Ray-triangle intersection
I have done a lot of benchmarks, and I can confidently say that the fastest (published) method is the one invented by Havel and Herout and presented in their paper Yet Faster Ray-Triangle Intersection (Using SSE4). Even without using SSE it is about twice as fast as Möller and Trumbore's algorithm.
My C implementation of Havel-Herout:
typedef struct {
vec3 n0; float d0;
vec3 n1; float d1;
vec3 n2; float d2;
} isect_hh_data;
void
isect_hh_pre(vec3 v0, vec3 v1, vec3 v2, isect_hh_data *D) {
vec3 e1 = v3_sub(v1, v0);
vec3 e2 = v3_sub(v2, v0);
D->n0 = v3_cross(e1, e2);
D->d0 = v3_dot(D->n0, v0);
float inv_denom = 1 / v3_dot(D->n0, D->n0);
D->n1 = v3_scale(v3_cross(e2, D->n0), inv_denom);
D->d1 = -v3_dot(D->n1, v0);
D->n2 = v3_scale(v3_cross(D->n0, e1), inv_denom);
D->d2 = -v3_dot(D->n2, v0);
}
inline bool
isect_hh(vec3 o, vec3 d, float *t, vec2 *uv, isect_hh_data *D) {
float det = v3_dot(D->n0, d);
float dett = D->d0 - v3_dot(o, D->n0);
vec3 wr = v3_add(v3_scale(o, det), v3_scale(d, dett));
uv->x = v3_dot(wr, D->n1) + det * D->d1;
uv->y = v3_dot(wr, D->n2) + det * D->d2;
float tmpdet0 = det - uv->x - uv->y;
int pdet0 = ((int_or_float)tmpdet0).i;
int pdetu = ((int_or_float)uv->x).i;
int pdetv = ((int_or_float)uv->y).i;
pdet0 = pdet0 ^ pdetu;
pdet0 = pdet0 | (pdetu ^ pdetv);
if (pdet0 & 0x80000000)
return false;
float rdet = 1 / det;
uv->x *= rdet;
uv->y *= rdet;
*t = dett * rdet;
return *t >= ISECT_NEAR && *t <= ISECT_FAR;
}
As others have mentioned, the most effective way to speed things up is to use an acceleration structure to reduce the number of ray-triangle intersections needed. That said, you still want your ray-triangle intersections to be fast. If you're happy to precompute stuff, you can try the following:
Convert your ray lines and your triangle edges to Plücker coordinates. This allows you to determine if your ray line passes through a triangle at 6 multiply/add's per edge. You will still need to compare your ray start and end points with the triangle plane (at 4 multiply/add's per point) to make sure it actually hits the triangle.

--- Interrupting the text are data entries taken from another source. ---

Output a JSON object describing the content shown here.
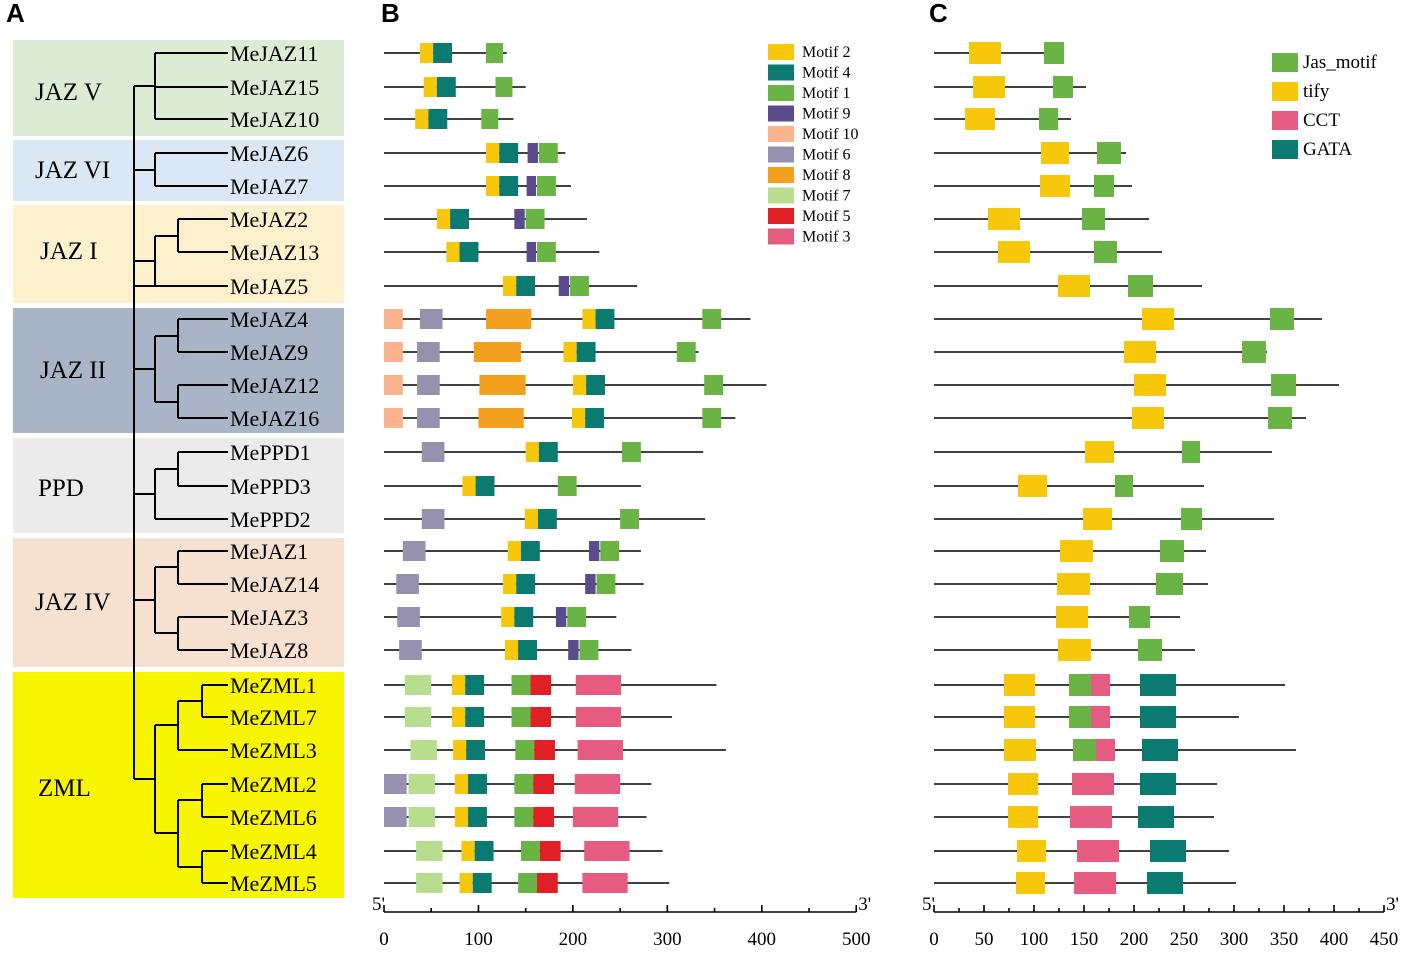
{
  "panels": {
    "a": "A",
    "b": "B",
    "c": "C"
  },
  "colors": {
    "clades": {
      "JAZ V": "#dcecd4",
      "JAZ VI": "#dbe7f5",
      "JAZ I": "#fdf0cc",
      "JAZ II": "#a9b4c6",
      "PPD": "#ebebeb",
      "JAZ IV": "#f6e1d1",
      "ZML": "#f7f500"
    },
    "motifs": {
      "Motif 1": "#6ab446",
      "Motif 2": "#f6c70a",
      "Motif 3": "#e55c80",
      "Motif 4": "#0b7b71",
      "Motif 5": "#e01f26",
      "Motif 6": "#9791b0",
      "Motif 7": "#b7de8e",
      "Motif 8": "#f4a01f",
      "Motif 9": "#5b4a8c",
      "Motif 10": "#f9b48d"
    },
    "domains": {
      "Jas_motif": "#6ab446",
      "tify": "#f6c70a",
      "CCT": "#e55c80",
      "GATA": "#0b7b71"
    }
  },
  "clades": [
    {
      "label": "JAZ V",
      "genes": [
        "MeJAZ11",
        "MeJAZ15",
        "MeJAZ10"
      ]
    },
    {
      "label": "JAZ VI",
      "genes": [
        "MeJAZ6",
        "MeJAZ7"
      ]
    },
    {
      "label": "JAZ I",
      "genes": [
        "MeJAZ2",
        "MeJAZ13",
        "MeJAZ5"
      ]
    },
    {
      "label": "JAZ II",
      "genes": [
        "MeJAZ4",
        "MeJAZ9",
        "MeJAZ12",
        "MeJAZ16"
      ]
    },
    {
      "label": "PPD",
      "genes": [
        "MePPD1",
        "MePPD3",
        "MePPD2"
      ]
    },
    {
      "label": "JAZ IV",
      "genes": [
        "MeJAZ1",
        "MeJAZ14",
        "MeJAZ3",
        "MeJAZ8"
      ]
    },
    {
      "label": "ZML",
      "genes": [
        "MeZML1",
        "MeZML7",
        "MeZML3",
        "MeZML2",
        "MeZML6",
        "MeZML4",
        "MeZML5"
      ]
    }
  ],
  "legend_b": [
    "Motif 2",
    "Motif 4",
    "Motif 1",
    "Motif 9",
    "Motif 10",
    "Motif 6",
    "Motif 8",
    "Motif 7",
    "Motif 5",
    "Motif 3"
  ],
  "legend_c": [
    "Jas_motif",
    "tify",
    "CCT",
    "GATA"
  ],
  "axis_b": {
    "max": 500,
    "ticks": [
      0,
      100,
      200,
      300,
      400,
      500
    ],
    "start_label": "5'",
    "end_label": "3'"
  },
  "axis_c": {
    "max": 450,
    "ticks": [
      0,
      50,
      100,
      150,
      200,
      250,
      300,
      350,
      400,
      450
    ],
    "start_label": "5'",
    "end_label": "3'"
  },
  "proteins": [
    {
      "gene": "MeJAZ11",
      "len_b": 130,
      "len_c": 130,
      "motifs": [
        [
          "Motif 2",
          38,
          52
        ],
        [
          "Motif 4",
          52,
          72
        ],
        [
          "Motif 1",
          108,
          126
        ]
      ],
      "domains": [
        [
          "tify",
          35,
          67
        ],
        [
          "Jas_motif",
          110,
          130
        ]
      ]
    },
    {
      "gene": "MeJAZ15",
      "len_b": 150,
      "len_c": 152,
      "motifs": [
        [
          "Motif 2",
          42,
          56
        ],
        [
          "Motif 4",
          56,
          76
        ],
        [
          "Motif 1",
          118,
          136
        ]
      ],
      "domains": [
        [
          "tify",
          39,
          71
        ],
        [
          "Jas_motif",
          119,
          139
        ]
      ]
    },
    {
      "gene": "MeJAZ10",
      "len_b": 137,
      "len_c": 137,
      "motifs": [
        [
          "Motif 2",
          33,
          47
        ],
        [
          "Motif 4",
          47,
          67
        ],
        [
          "Motif 1",
          103,
          121
        ]
      ],
      "domains": [
        [
          "tify",
          31,
          61
        ],
        [
          "Jas_motif",
          105,
          124
        ]
      ]
    },
    {
      "gene": "MeJAZ6",
      "len_b": 192,
      "len_c": 192,
      "motifs": [
        [
          "Motif 2",
          108,
          122
        ],
        [
          "Motif 4",
          122,
          142
        ],
        [
          "Motif 9",
          152,
          163
        ],
        [
          "Motif 1",
          164,
          184
        ]
      ],
      "domains": [
        [
          "tify",
          107,
          135
        ],
        [
          "Jas_motif",
          163,
          187
        ]
      ]
    },
    {
      "gene": "MeJAZ7",
      "len_b": 198,
      "len_c": 198,
      "motifs": [
        [
          "Motif 2",
          108,
          122
        ],
        [
          "Motif 4",
          122,
          142
        ],
        [
          "Motif 9",
          151,
          161
        ],
        [
          "Motif 1",
          162,
          182
        ]
      ],
      "domains": [
        [
          "tify",
          106,
          136
        ],
        [
          "Jas_motif",
          160,
          180
        ]
      ]
    },
    {
      "gene": "MeJAZ2",
      "len_b": 215,
      "len_c": 215,
      "motifs": [
        [
          "Motif 2",
          56,
          70
        ],
        [
          "Motif 4",
          70,
          90
        ],
        [
          "Motif 9",
          138,
          149
        ],
        [
          "Motif 1",
          150,
          170
        ]
      ],
      "domains": [
        [
          "tify",
          54,
          86
        ],
        [
          "Jas_motif",
          148,
          171
        ]
      ]
    },
    {
      "gene": "MeJAZ13",
      "len_b": 228,
      "len_c": 228,
      "motifs": [
        [
          "Motif 2",
          66,
          80
        ],
        [
          "Motif 4",
          80,
          100
        ],
        [
          "Motif 9",
          151,
          161
        ],
        [
          "Motif 1",
          162,
          182
        ]
      ],
      "domains": [
        [
          "tify",
          64,
          96
        ],
        [
          "Jas_motif",
          160,
          183
        ]
      ]
    },
    {
      "gene": "MeJAZ5",
      "len_b": 268,
      "len_c": 268,
      "motifs": [
        [
          "Motif 2",
          126,
          140
        ],
        [
          "Motif 4",
          140,
          160
        ],
        [
          "Motif 9",
          185,
          196
        ],
        [
          "Motif 1",
          197,
          217
        ]
      ],
      "domains": [
        [
          "tify",
          124,
          156
        ],
        [
          "Jas_motif",
          194,
          219
        ]
      ]
    },
    {
      "gene": "MeJAZ4",
      "len_b": 388,
      "len_c": 388,
      "motifs": [
        [
          "Motif 10",
          0,
          20
        ],
        [
          "Motif 6",
          38,
          62
        ],
        [
          "Motif 8",
          108,
          156
        ],
        [
          "Motif 2",
          210,
          224
        ],
        [
          "Motif 4",
          224,
          244
        ],
        [
          "Motif 1",
          337,
          357
        ]
      ],
      "domains": [
        [
          "tify",
          208,
          240
        ],
        [
          "Jas_motif",
          336,
          360
        ]
      ]
    },
    {
      "gene": "MeJAZ9",
      "len_b": 333,
      "len_c": 333,
      "motifs": [
        [
          "Motif 10",
          0,
          20
        ],
        [
          "Motif 6",
          35,
          59
        ],
        [
          "Motif 8",
          95,
          145
        ],
        [
          "Motif 2",
          190,
          204
        ],
        [
          "Motif 4",
          204,
          224
        ],
        [
          "Motif 1",
          310,
          330
        ]
      ],
      "domains": [
        [
          "tify",
          190,
          222
        ],
        [
          "Jas_motif",
          308,
          332
        ]
      ]
    },
    {
      "gene": "MeJAZ12",
      "len_b": 405,
      "len_c": 405,
      "motifs": [
        [
          "Motif 10",
          0,
          20
        ],
        [
          "Motif 6",
          35,
          59
        ],
        [
          "Motif 8",
          101,
          150
        ],
        [
          "Motif 2",
          200,
          214
        ],
        [
          "Motif 4",
          214,
          234
        ],
        [
          "Motif 1",
          339,
          359
        ]
      ],
      "domains": [
        [
          "tify",
          200,
          232
        ],
        [
          "Jas_motif",
          337,
          362
        ]
      ]
    },
    {
      "gene": "MeJAZ16",
      "len_b": 372,
      "len_c": 372,
      "motifs": [
        [
          "Motif 10",
          0,
          20
        ],
        [
          "Motif 6",
          35,
          59
        ],
        [
          "Motif 8",
          100,
          148
        ],
        [
          "Motif 2",
          199,
          213
        ],
        [
          "Motif 4",
          213,
          233
        ],
        [
          "Motif 1",
          337,
          357
        ]
      ],
      "domains": [
        [
          "tify",
          198,
          230
        ],
        [
          "Jas_motif",
          334,
          358
        ]
      ]
    },
    {
      "gene": "MePPD1",
      "len_b": 338,
      "len_c": 338,
      "motifs": [
        [
          "Motif 6",
          40,
          64
        ],
        [
          "Motif 2",
          150,
          164
        ],
        [
          "Motif 4",
          164,
          184
        ],
        [
          "Motif 1",
          252,
          272
        ]
      ],
      "domains": [
        [
          "tify",
          151,
          180
        ],
        [
          "Jas_motif",
          248,
          266
        ]
      ]
    },
    {
      "gene": "MePPD3",
      "len_b": 272,
      "len_c": 270,
      "motifs": [
        [
          "Motif 2",
          83,
          97
        ],
        [
          "Motif 4",
          97,
          117
        ],
        [
          "Motif 1",
          184,
          204
        ]
      ],
      "domains": [
        [
          "tify",
          84,
          113
        ],
        [
          "Jas_motif",
          181,
          199
        ]
      ]
    },
    {
      "gene": "MePPD2",
      "len_b": 340,
      "len_c": 340,
      "motifs": [
        [
          "Motif 6",
          40,
          64
        ],
        [
          "Motif 2",
          149,
          163
        ],
        [
          "Motif 4",
          163,
          183
        ],
        [
          "Motif 1",
          250,
          270
        ]
      ],
      "domains": [
        [
          "tify",
          149,
          178
        ],
        [
          "Jas_motif",
          247,
          268
        ]
      ]
    },
    {
      "gene": "MeJAZ1",
      "len_b": 272,
      "len_c": 272,
      "motifs": [
        [
          "Motif 6",
          20,
          44
        ],
        [
          "Motif 2",
          131,
          145
        ],
        [
          "Motif 4",
          145,
          165
        ],
        [
          "Motif 9",
          217,
          228
        ],
        [
          "Motif 1",
          229,
          249
        ]
      ],
      "domains": [
        [
          "tify",
          126,
          159
        ],
        [
          "Jas_motif",
          226,
          250
        ]
      ]
    },
    {
      "gene": "MeJAZ14",
      "len_b": 275,
      "len_c": 274,
      "motifs": [
        [
          "Motif 6",
          13,
          37
        ],
        [
          "Motif 2",
          126,
          140
        ],
        [
          "Motif 4",
          140,
          160
        ],
        [
          "Motif 9",
          213,
          224
        ],
        [
          "Motif 1",
          225,
          245
        ]
      ],
      "domains": [
        [
          "tify",
          123,
          156
        ],
        [
          "Jas_motif",
          222,
          249
        ]
      ]
    },
    {
      "gene": "MeJAZ3",
      "len_b": 246,
      "len_c": 246,
      "motifs": [
        [
          "Motif 6",
          14,
          38
        ],
        [
          "Motif 2",
          124,
          138
        ],
        [
          "Motif 4",
          138,
          158
        ],
        [
          "Motif 9",
          182,
          193
        ],
        [
          "Motif 1",
          194,
          214
        ]
      ],
      "domains": [
        [
          "tify",
          122,
          154
        ],
        [
          "Jas_motif",
          195,
          216
        ]
      ]
    },
    {
      "gene": "MeJAZ8",
      "len_b": 262,
      "len_c": 261,
      "motifs": [
        [
          "Motif 6",
          16,
          40
        ],
        [
          "Motif 2",
          128,
          142
        ],
        [
          "Motif 4",
          142,
          162
        ],
        [
          "Motif 9",
          195,
          206
        ],
        [
          "Motif 1",
          207,
          227
        ]
      ],
      "domains": [
        [
          "tify",
          124,
          157
        ],
        [
          "Jas_motif",
          204,
          228
        ]
      ]
    },
    {
      "gene": "MeZML1",
      "len_b": 352,
      "len_c": 351,
      "motifs": [
        [
          "Motif 7",
          22,
          50
        ],
        [
          "Motif 2",
          72,
          86
        ],
        [
          "Motif 4",
          86,
          106
        ],
        [
          "Motif 1",
          135,
          155
        ],
        [
          "Motif 5",
          155,
          177
        ],
        [
          "Motif 3",
          203,
          251
        ]
      ],
      "domains": [
        [
          "tify",
          70,
          101
        ],
        [
          "Jas_motif",
          135,
          157
        ],
        [
          "CCT",
          157,
          176
        ],
        [
          "GATA",
          206,
          242
        ]
      ]
    },
    {
      "gene": "MeZML7",
      "len_b": 305,
      "len_c": 305,
      "motifs": [
        [
          "Motif 7",
          22,
          50
        ],
        [
          "Motif 2",
          72,
          86
        ],
        [
          "Motif 4",
          86,
          106
        ],
        [
          "Motif 1",
          135,
          155
        ],
        [
          "Motif 5",
          155,
          177
        ],
        [
          "Motif 3",
          203,
          251
        ]
      ],
      "domains": [
        [
          "tify",
          70,
          101
        ],
        [
          "Jas_motif",
          135,
          157
        ],
        [
          "CCT",
          157,
          176
        ],
        [
          "GATA",
          206,
          242
        ]
      ]
    },
    {
      "gene": "MeZML3",
      "len_b": 362,
      "len_c": 362,
      "motifs": [
        [
          "Motif 7",
          28,
          56
        ],
        [
          "Motif 2",
          73,
          87
        ],
        [
          "Motif 4",
          87,
          107
        ],
        [
          "Motif 1",
          139,
          159
        ],
        [
          "Motif 5",
          159,
          181
        ],
        [
          "Motif 3",
          205,
          253
        ]
      ],
      "domains": [
        [
          "tify",
          70,
          102
        ],
        [
          "Jas_motif",
          139,
          162
        ],
        [
          "CCT",
          162,
          181
        ],
        [
          "GATA",
          208,
          244
        ]
      ]
    },
    {
      "gene": "MeZML2",
      "len_b": 283,
      "len_c": 283,
      "motifs": [
        [
          "Motif 6",
          0,
          24
        ],
        [
          "Motif 7",
          26,
          54
        ],
        [
          "Motif 2",
          75,
          89
        ],
        [
          "Motif 4",
          89,
          109
        ],
        [
          "Motif 1",
          138,
          158
        ],
        [
          "Motif 5",
          158,
          180
        ],
        [
          "Motif 3",
          202,
          250
        ]
      ],
      "domains": [
        [
          "tify",
          74,
          104
        ],
        [
          "CCT",
          138,
          180
        ],
        [
          "GATA",
          206,
          242
        ]
      ]
    },
    {
      "gene": "MeZML6",
      "len_b": 278,
      "len_c": 280,
      "motifs": [
        [
          "Motif 6",
          0,
          24
        ],
        [
          "Motif 7",
          26,
          54
        ],
        [
          "Motif 2",
          75,
          89
        ],
        [
          "Motif 4",
          89,
          109
        ],
        [
          "Motif 1",
          138,
          158
        ],
        [
          "Motif 5",
          158,
          180
        ],
        [
          "Motif 3",
          200,
          248
        ]
      ],
      "domains": [
        [
          "tify",
          74,
          104
        ],
        [
          "CCT",
          136,
          178
        ],
        [
          "GATA",
          204,
          240
        ]
      ]
    },
    {
      "gene": "MeZML4",
      "len_b": 295,
      "len_c": 295,
      "motifs": [
        [
          "Motif 7",
          34,
          62
        ],
        [
          "Motif 2",
          82,
          96
        ],
        [
          "Motif 4",
          96,
          116
        ],
        [
          "Motif 1",
          145,
          165
        ],
        [
          "Motif 5",
          165,
          187
        ],
        [
          "Motif 3",
          212,
          260
        ]
      ],
      "domains": [
        [
          "tify",
          83,
          112
        ],
        [
          "CCT",
          143,
          185
        ],
        [
          "GATA",
          216,
          252
        ]
      ]
    },
    {
      "gene": "MeZML5",
      "len_b": 302,
      "len_c": 302,
      "motifs": [
        [
          "Motif 7",
          34,
          62
        ],
        [
          "Motif 2",
          80,
          94
        ],
        [
          "Motif 4",
          94,
          114
        ],
        [
          "Motif 1",
          142,
          162
        ],
        [
          "Motif 5",
          162,
          184
        ],
        [
          "Motif 3",
          210,
          258
        ]
      ],
      "domains": [
        [
          "tify",
          82,
          111
        ],
        [
          "CCT",
          140,
          182
        ],
        [
          "GATA",
          213,
          249
        ]
      ]
    }
  ]
}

Worst case runtime expense is 26 multiply/add's total. Also, note that you only need to compute the ray/edge sign once per ray/edge combination, so if you're evaluating a mesh, you may be able to use each edge evaluation twice.
Also, these numbers assume everything is being done in homogeneous coordinates. You may be able to reduce the number of multiplications some by normalizing things ahead of time.